Er hätte der erste Kommandant der päpstlichen Schweizergarde werden sollen, der nicht aus adeligem Hause kommt. Doch nun hat, nur sechs Stunden nach seiner feierlichen Ernennung, die Kugel eines Untergebenen den 43jährigen Oberst Alois Estermann hingerafft, zusammen mit seiner Frau, der Venezolanerin Gladys Meza Romero. Der mutmaßliche Mörder, Unteroffizier Cedric Tornay, 23, nahm sich nach der Tat das Leben. So die ersten Ermittlungsergebnisse.

Oberst Estermann, der aus Gunawill im Kanton Luzern kommt und seit 1979 Dienst bei der Schweizergarde tat, galt nicht nur als liebenswürdig und aufgeschlossen, sondern auch als besonders tapfer: als 1981 der Türke Ali Agca auf den Papst schoß, warf er sich dazwischen. 1989 wurde er Stellvertreter des Kommandanten – die bis dahin höchste einem Bürgerlichen zugestandene Karrierestufe. Genau darum war es dann auch gegangen, als nach der Pensionierung des bis 1997 amtierenden Kommandanten ein neuer Chef der gut 100 Schweizergardisten ernannt werden sollte. Die Schweizer Behörden, zuständig für die Auswahl der Gardisten, suchten unter den Nobelfamilien – vergeblich. Für umgerechnet etwa 1.500 Mark wollte sich keiner nach Rom versetzen lassen.
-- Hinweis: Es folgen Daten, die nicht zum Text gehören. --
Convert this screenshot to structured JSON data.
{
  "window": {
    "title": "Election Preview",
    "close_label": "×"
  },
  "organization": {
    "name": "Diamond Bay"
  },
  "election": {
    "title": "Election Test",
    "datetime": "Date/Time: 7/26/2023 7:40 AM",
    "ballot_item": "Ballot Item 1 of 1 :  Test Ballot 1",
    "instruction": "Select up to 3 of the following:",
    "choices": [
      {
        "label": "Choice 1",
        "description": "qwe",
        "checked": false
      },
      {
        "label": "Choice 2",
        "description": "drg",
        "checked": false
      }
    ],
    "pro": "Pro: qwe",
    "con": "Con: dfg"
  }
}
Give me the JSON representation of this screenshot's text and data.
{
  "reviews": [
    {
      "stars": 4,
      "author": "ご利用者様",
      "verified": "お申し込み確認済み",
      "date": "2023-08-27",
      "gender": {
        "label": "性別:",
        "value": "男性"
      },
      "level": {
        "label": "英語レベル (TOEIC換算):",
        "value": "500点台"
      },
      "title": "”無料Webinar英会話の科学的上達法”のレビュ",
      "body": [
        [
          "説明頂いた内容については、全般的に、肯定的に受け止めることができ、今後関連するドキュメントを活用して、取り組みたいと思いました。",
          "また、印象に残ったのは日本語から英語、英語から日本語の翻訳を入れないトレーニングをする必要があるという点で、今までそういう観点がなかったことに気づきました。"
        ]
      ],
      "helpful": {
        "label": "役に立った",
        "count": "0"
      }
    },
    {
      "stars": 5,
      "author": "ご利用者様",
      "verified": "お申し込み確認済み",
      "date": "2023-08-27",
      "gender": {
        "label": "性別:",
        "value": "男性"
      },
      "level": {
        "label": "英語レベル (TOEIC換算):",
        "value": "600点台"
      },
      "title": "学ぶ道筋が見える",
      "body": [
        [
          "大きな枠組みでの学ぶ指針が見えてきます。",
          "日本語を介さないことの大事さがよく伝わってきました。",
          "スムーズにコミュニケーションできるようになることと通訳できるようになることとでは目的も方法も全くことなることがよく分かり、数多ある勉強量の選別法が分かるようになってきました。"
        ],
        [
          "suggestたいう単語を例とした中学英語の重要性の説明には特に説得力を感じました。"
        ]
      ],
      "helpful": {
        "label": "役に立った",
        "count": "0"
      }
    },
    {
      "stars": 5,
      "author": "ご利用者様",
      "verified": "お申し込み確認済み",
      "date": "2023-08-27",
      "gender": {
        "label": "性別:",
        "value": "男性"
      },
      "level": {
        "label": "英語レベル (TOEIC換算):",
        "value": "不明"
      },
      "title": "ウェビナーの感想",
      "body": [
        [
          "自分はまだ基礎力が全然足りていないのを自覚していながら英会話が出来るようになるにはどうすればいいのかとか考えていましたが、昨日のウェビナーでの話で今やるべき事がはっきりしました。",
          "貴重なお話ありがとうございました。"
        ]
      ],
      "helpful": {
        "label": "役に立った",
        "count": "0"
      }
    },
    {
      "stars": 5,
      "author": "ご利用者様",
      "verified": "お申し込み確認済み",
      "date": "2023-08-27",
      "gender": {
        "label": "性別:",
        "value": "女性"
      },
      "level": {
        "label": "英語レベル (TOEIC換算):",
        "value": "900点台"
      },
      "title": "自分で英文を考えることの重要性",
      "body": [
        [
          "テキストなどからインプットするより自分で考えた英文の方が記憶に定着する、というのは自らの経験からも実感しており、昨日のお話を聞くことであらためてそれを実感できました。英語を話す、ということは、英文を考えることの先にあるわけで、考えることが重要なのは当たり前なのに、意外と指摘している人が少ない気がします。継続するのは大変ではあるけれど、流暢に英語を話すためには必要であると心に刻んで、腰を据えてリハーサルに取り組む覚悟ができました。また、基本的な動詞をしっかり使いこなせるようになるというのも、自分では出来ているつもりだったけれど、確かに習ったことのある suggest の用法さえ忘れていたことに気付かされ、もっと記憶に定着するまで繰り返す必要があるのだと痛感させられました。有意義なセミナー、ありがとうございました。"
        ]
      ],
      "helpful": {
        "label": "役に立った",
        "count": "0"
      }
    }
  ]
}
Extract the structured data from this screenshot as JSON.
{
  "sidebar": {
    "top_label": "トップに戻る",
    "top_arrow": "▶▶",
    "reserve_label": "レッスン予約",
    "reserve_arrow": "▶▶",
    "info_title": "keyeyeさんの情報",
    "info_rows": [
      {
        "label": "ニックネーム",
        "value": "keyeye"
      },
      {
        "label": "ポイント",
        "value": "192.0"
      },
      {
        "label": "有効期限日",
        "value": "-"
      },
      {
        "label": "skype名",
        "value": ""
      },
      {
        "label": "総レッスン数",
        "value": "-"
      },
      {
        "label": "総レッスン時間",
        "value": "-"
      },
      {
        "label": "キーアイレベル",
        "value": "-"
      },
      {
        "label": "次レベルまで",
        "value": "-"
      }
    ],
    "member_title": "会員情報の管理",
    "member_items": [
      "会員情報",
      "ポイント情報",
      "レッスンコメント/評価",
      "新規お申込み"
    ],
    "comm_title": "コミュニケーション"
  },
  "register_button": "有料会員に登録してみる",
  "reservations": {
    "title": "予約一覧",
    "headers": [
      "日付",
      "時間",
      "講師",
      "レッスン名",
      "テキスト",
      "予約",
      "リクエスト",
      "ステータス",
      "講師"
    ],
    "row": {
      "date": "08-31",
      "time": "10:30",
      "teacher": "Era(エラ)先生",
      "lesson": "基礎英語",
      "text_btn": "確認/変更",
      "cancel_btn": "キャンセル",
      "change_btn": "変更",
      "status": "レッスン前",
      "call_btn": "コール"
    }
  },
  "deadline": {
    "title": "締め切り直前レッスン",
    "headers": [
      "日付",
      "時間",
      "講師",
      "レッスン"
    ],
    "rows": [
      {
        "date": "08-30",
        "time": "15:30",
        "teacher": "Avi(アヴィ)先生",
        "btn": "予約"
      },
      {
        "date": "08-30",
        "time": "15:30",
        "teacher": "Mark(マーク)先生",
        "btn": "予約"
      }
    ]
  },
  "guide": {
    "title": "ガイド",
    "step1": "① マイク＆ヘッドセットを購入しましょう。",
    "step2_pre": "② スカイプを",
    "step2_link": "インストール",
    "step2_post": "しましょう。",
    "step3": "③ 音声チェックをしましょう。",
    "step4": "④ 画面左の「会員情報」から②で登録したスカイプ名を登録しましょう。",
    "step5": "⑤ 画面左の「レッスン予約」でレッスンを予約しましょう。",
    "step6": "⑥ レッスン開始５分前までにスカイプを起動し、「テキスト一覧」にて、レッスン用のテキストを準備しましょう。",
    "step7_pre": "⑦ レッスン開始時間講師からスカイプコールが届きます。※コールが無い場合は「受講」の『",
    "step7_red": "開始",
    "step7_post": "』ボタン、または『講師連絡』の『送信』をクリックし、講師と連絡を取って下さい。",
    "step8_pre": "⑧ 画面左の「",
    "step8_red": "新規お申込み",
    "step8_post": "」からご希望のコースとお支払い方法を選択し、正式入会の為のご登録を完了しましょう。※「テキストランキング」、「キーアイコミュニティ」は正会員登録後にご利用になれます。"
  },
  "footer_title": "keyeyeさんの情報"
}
Im Vatikan drängte man immer mehr – das Heilige Jahr 2000 naht heran, da will alles seine Ordnung haben. Und wer wäre geeigneter gewesen als Estermann, der Karol Wojtyla immerhin schon auf mehr als 30 Reisen begleitet hatte. Estermann hat versucht, seine Ernennung zu erleichtern, wo immer es ging. So hat er in seiner Freizeit auch noch Theologie studiert, um sich nicht nur als polyglotter Obergardist zu erweisen, der fünf Sprachen fließend beherrscht, sondern auch als spirituell gebildeter Gesprächspartner des Papstes.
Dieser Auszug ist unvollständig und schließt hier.